5. Allow read access to the Database
The first step in the process is to give admin privileges to the user making the initial changes.
- Identify the SQL Server instance in your resource group where the database is.
- Inside the instance click on the Azure Active Directory in the settings tab.
- To set your user as the admin click on the Set admin option-> Search and select the name in the dialogue box.
- In your SSMS Login to the Azure SQL as the Azure Active Directory admin specified above
- Run the below script in SSMS in the same instance-
- CREATE USER [Azure AD Group Name] FROM EXTERNAL PROVIDER;
- In TimeXtender desktop application where the Azure SQL DB, expand Security right click on the Database Role to Add: Add Database Role-> Add Manually-> Please enter the same AD Group Name used in the SSMS
- To Provide the users in the Group access to only the valid schemas, right click Database Roles-> Object Security Setup-> Click on Schemas and check user Access Role to the valid schema.
- Deploy the security tab
Optionally, to give the users read access to all the tables in the database, run the below script in SSMS
EXEC sp_addrolemember 'db_datareader', ‘AD Azure Group’;
Alternative ways of using Azure Databases
Perhaps you want only the Data Warehouse database to be located on Azure.

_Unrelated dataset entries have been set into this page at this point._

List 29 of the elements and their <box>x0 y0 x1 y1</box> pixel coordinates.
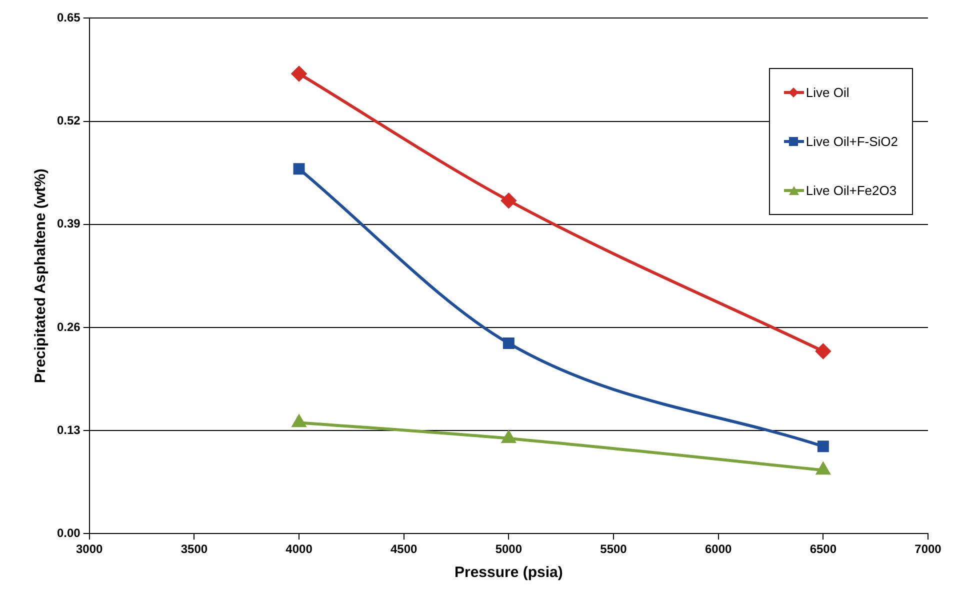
x-tick-label: 5500 <box>600 542 628 556</box>
y-tick-label: 0.13 <box>56 422 81 437</box>
point <box>502 338 514 350</box>
point <box>292 415 306 428</box>
point <box>292 66 307 82</box>
x-tick-label: 4500 <box>390 542 418 556</box>
x-tick-label: 6500 <box>810 542 837 556</box>
x-tick-label: 6000 <box>704 542 732 556</box>
point <box>817 440 829 452</box>
y-tick-label: 0.65 <box>56 10 81 25</box>
point <box>293 163 305 175</box>
x-tick-label: 5000 <box>495 542 522 556</box>
point <box>816 462 830 475</box>
point <box>501 193 516 208</box>
point <box>816 344 831 359</box>
legend-label: Live Oil+Fe2O3 <box>806 183 897 198</box>
x-tick-label: 4000 <box>286 542 313 556</box>
text: 0.00 <box>56 526 80 540</box>
x-tick-label: 3500 <box>180 542 208 556</box>
y-tick-label: 0.39 <box>56 216 81 231</box>
legend-label: Live Oil+F-SiO2 <box>806 134 898 149</box>
x-axis-title: Pressure (psia) <box>454 564 563 582</box>
x-tick-label: 7000 <box>914 542 942 556</box>
point <box>502 430 516 443</box>
y-axis-title: Precipitated Asphaltene (wt%) <box>32 168 50 384</box>
y-tick-label: 0.26 <box>56 320 81 334</box>
legend-label: Live Oil <box>806 85 850 100</box>
x-tick-label: 3000 <box>76 542 104 556</box>
y-tick-label: 0.52 <box>56 114 81 128</box>
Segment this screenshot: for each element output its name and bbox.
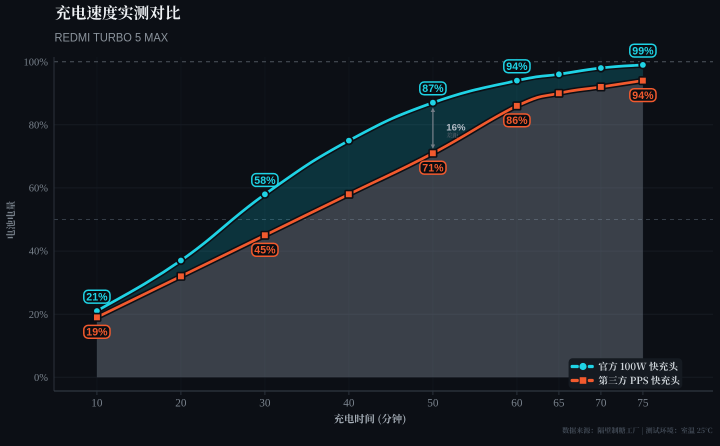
svg-text:100%: 100%: [24, 57, 49, 68]
svg-text:21%: 21%: [86, 292, 108, 304]
svg-text:REDMI TURBO 5 MAX: REDMI TURBO 5 MAX: [55, 31, 169, 45]
svg-text:87%: 87%: [422, 83, 444, 95]
svg-text:10: 10: [91, 397, 103, 409]
svg-text:94%: 94%: [632, 90, 654, 102]
svg-text:58%: 58%: [254, 175, 276, 187]
svg-text:30: 30: [259, 397, 271, 409]
svg-text:70: 70: [595, 397, 607, 409]
svg-text:40%: 40%: [29, 247, 49, 258]
svg-text:71%: 71%: [422, 163, 444, 175]
svg-text:99%: 99%: [632, 45, 654, 57]
svg-text:19%: 19%: [86, 327, 108, 339]
svg-text:94%: 94%: [506, 61, 528, 73]
svg-text:40: 40: [343, 397, 355, 409]
svg-text:20%: 20%: [29, 310, 49, 321]
svg-text:0%: 0%: [34, 373, 48, 384]
svg-text:16%: 16%: [446, 122, 466, 133]
svg-text:60: 60: [511, 397, 523, 409]
svg-text:65: 65: [553, 397, 565, 409]
svg-text:80%: 80%: [29, 120, 49, 131]
svg-text:45%: 45%: [254, 245, 276, 257]
svg-text:20: 20: [175, 397, 187, 409]
svg-text:60%: 60%: [29, 184, 49, 195]
svg-text:50: 50: [427, 397, 439, 409]
svg-text:86%: 86%: [506, 115, 528, 127]
svg-text:75: 75: [637, 397, 649, 409]
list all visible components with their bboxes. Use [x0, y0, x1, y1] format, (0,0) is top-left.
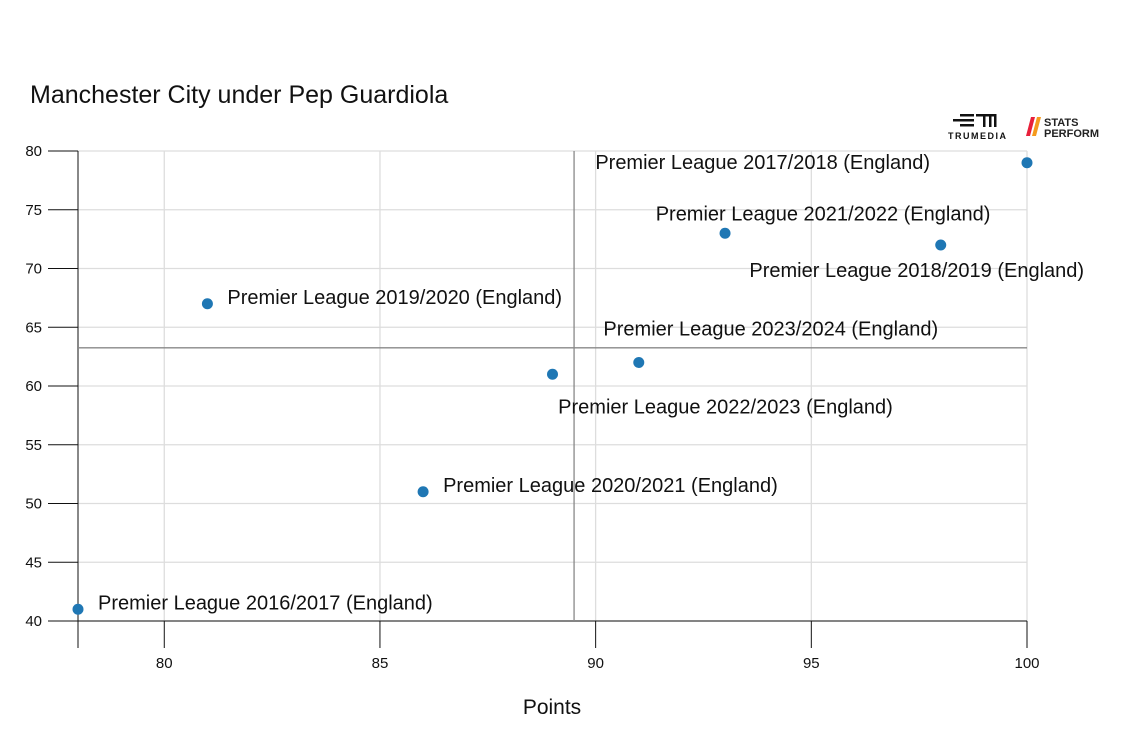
data-point-label: Premier League 2020/2021 (England) — [443, 475, 778, 497]
trumedia-logo: TRUMEDIA — [948, 114, 1008, 141]
axes: 80 85 90 95 100 40 45 50 55 60 65 70 75 80 — [25, 143, 1039, 672]
y-tick-label: 70 — [25, 261, 42, 278]
data-point — [201, 298, 213, 310]
data-points: Premier League 2016/2017 (England) Premie… — [72, 152, 1084, 615]
stats-perform-logo: STATS PERFORM — [1026, 117, 1099, 140]
y-tick-label: 75 — [25, 202, 42, 219]
data-point-label: Premier League 2018/2019 (England) — [749, 260, 1084, 282]
y-tick-label: 45 — [25, 554, 42, 571]
chart-title: Manchester City under Pep Guardiola — [30, 81, 448, 109]
data-point-label: Premier League 2021/2022 (England) — [656, 203, 991, 225]
y-tick-label: 80 — [25, 143, 42, 160]
data-point — [417, 486, 429, 498]
data-point — [935, 239, 947, 251]
data-point — [72, 603, 84, 615]
data-point — [633, 357, 645, 368]
data-point — [547, 368, 558, 380]
x-tick-label: 80 — [156, 655, 173, 672]
data-point — [719, 227, 731, 239]
y-tick-label: 55 — [25, 437, 42, 454]
data-point-label: Premier League 2016/2017 (England) — [98, 592, 433, 614]
x-tick-label: 90 — [587, 655, 604, 672]
stats-perform-logo-text-2: PERFORM — [1044, 128, 1099, 140]
y-tick-label: 65 — [25, 319, 42, 336]
x-tick-label: 95 — [803, 655, 820, 672]
y-tick-label: 40 — [25, 613, 42, 630]
trumedia-logo-text: TRUMEDIA — [948, 131, 1008, 141]
data-point-label: Premier League 2017/2018 (England) — [595, 152, 930, 174]
x-tick-label: 85 — [372, 655, 389, 672]
data-point-label: Premier League 2022/2023 (England) — [558, 396, 893, 418]
grid — [78, 150, 1028, 622]
reference-lines — [78, 151, 1027, 621]
data-point-label: Premier League 2023/2024 (England) — [603, 319, 938, 341]
stats-perform-logo-text: STATS — [1044, 117, 1078, 129]
data-point-label: Premier League 2019/2020 (England) — [227, 287, 562, 309]
x-tick-label: 100 — [1014, 655, 1039, 672]
x-axis-label: Points — [523, 696, 581, 719]
y-tick-label: 50 — [25, 496, 42, 513]
data-point — [1021, 157, 1033, 169]
y-tick-label: 60 — [25, 378, 42, 395]
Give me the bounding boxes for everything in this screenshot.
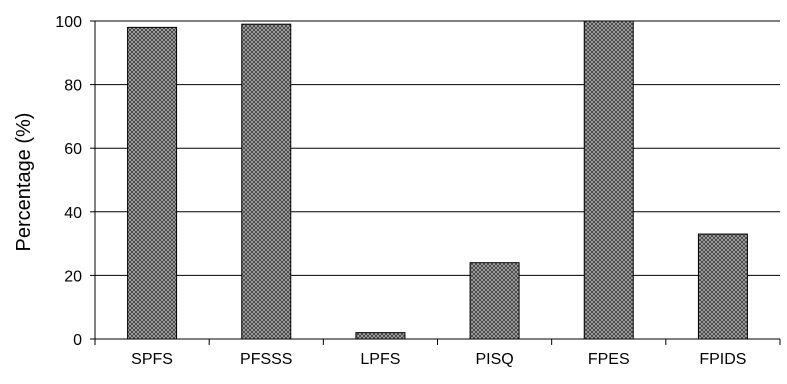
x-tick-label-PFSSS: PFSSS [240,351,292,368]
bar-FPES [583,20,634,340]
x-tick-label-SPFS: SPFS [131,351,173,368]
bar-FPIDS [697,233,748,340]
bar-PISQ [469,262,520,340]
bar-PFSSS [241,23,292,340]
x-tick-label-PISQ: PISQ [475,351,513,368]
x-tick-label-FPIDS: FPIDS [699,351,746,368]
bar-SPFS [127,26,178,340]
y-tick-label-40: 40 [64,205,82,222]
bars [127,20,748,340]
y-tick-label-60: 60 [64,141,82,158]
x-tick-labels: SPFS PFSSS LPFS PISQ FPES FPIDS [131,351,746,368]
x-tick-label-LPFS: LPFS [360,351,400,368]
y-tick-label-0: 0 [73,332,82,349]
y-tick-labels: 0 20 40 60 80 100 [55,14,82,349]
x-tick-label-FPES: FPES [588,351,630,368]
y-axis-label: Percentage (%) [13,113,35,252]
y-tick-label-20: 20 [64,268,82,285]
gridlines [95,20,780,276]
bar-LPFS [355,332,406,340]
y-tick-label-80: 80 [64,78,82,95]
axes [90,20,781,345]
y-tick-label-100: 100 [55,14,82,31]
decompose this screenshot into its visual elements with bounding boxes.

This is possible, as long as you do not use Direct Read and SSIS.
You can also set up multiple environments where a development environment is local and a production environment is fully on Azure SQL DBs.
When not using one database and schemas to split up the layers we have to rely on ADO.NET for data transfer between database. How much performance degradation can we expect compared with using SSIS in a typical server setup?
I would be very interested to see comments from anyone who is using an Azure SQL DB for TX, with an idea of which pricing model (DTU/vCore) and service tier is working for them.
This is clearly going to be data-dependent, but some starting point in terms of general DWH scale (total gigabytes or rows) and appropriate service tier for that scale, would be very helpful.
Thanks in advance if anyone sees this and replies!
You only need CLR and SMO. I added a link to where you can download them, in the description.
Is it best practice to only use SQL login when accessing Azure SQL database?
If i set windows authentication to on, it get the following error message:
'Windows login are not supported for this version of SQL server'
From security perspective i would preffer to use windows authentication instead of static sql login.
Are you able to connect to a Azure SQL database through Microsoft Management Studio with a windows authenticated user?
If so then yes, it probably should be an added possibility.
Hi Thomas, so what is the best way to handle the ETL process since SSIS is not available. given all db are in azure (no VM).
If you're just running TX DWA on an Azure VM (no SQL Server installed) what are the recommended specs for that VM?
Yep, I saw that. I'm looking for details on the infrastructure requirements side, such a suggested number of CPU cores & RAM for the Azure VM. I'm guessing the number of cores will correspond with how many parallel processes you need to run?
Regarding the infrastructure requirements.
You can split out the threads in as many as you have cores, but it is not a limitation in itself. If you want, you can split it out into 8, even though you have 4 cores. That said it is still a good rule to follow.
In this instance where the SQL server is located in another location, i would probably use a "Compute Optimized" server. How fast is up to you, but it seems to be the best fit.
Regarding the ETL process and no SSIS.
In my article i use a middle step with the direct read that get used instead of the normal transfer. Other than that there still is the normal data cleansing procedure afterwards.
There will be a new article that will be about the differences between SSIS and ADO.Net.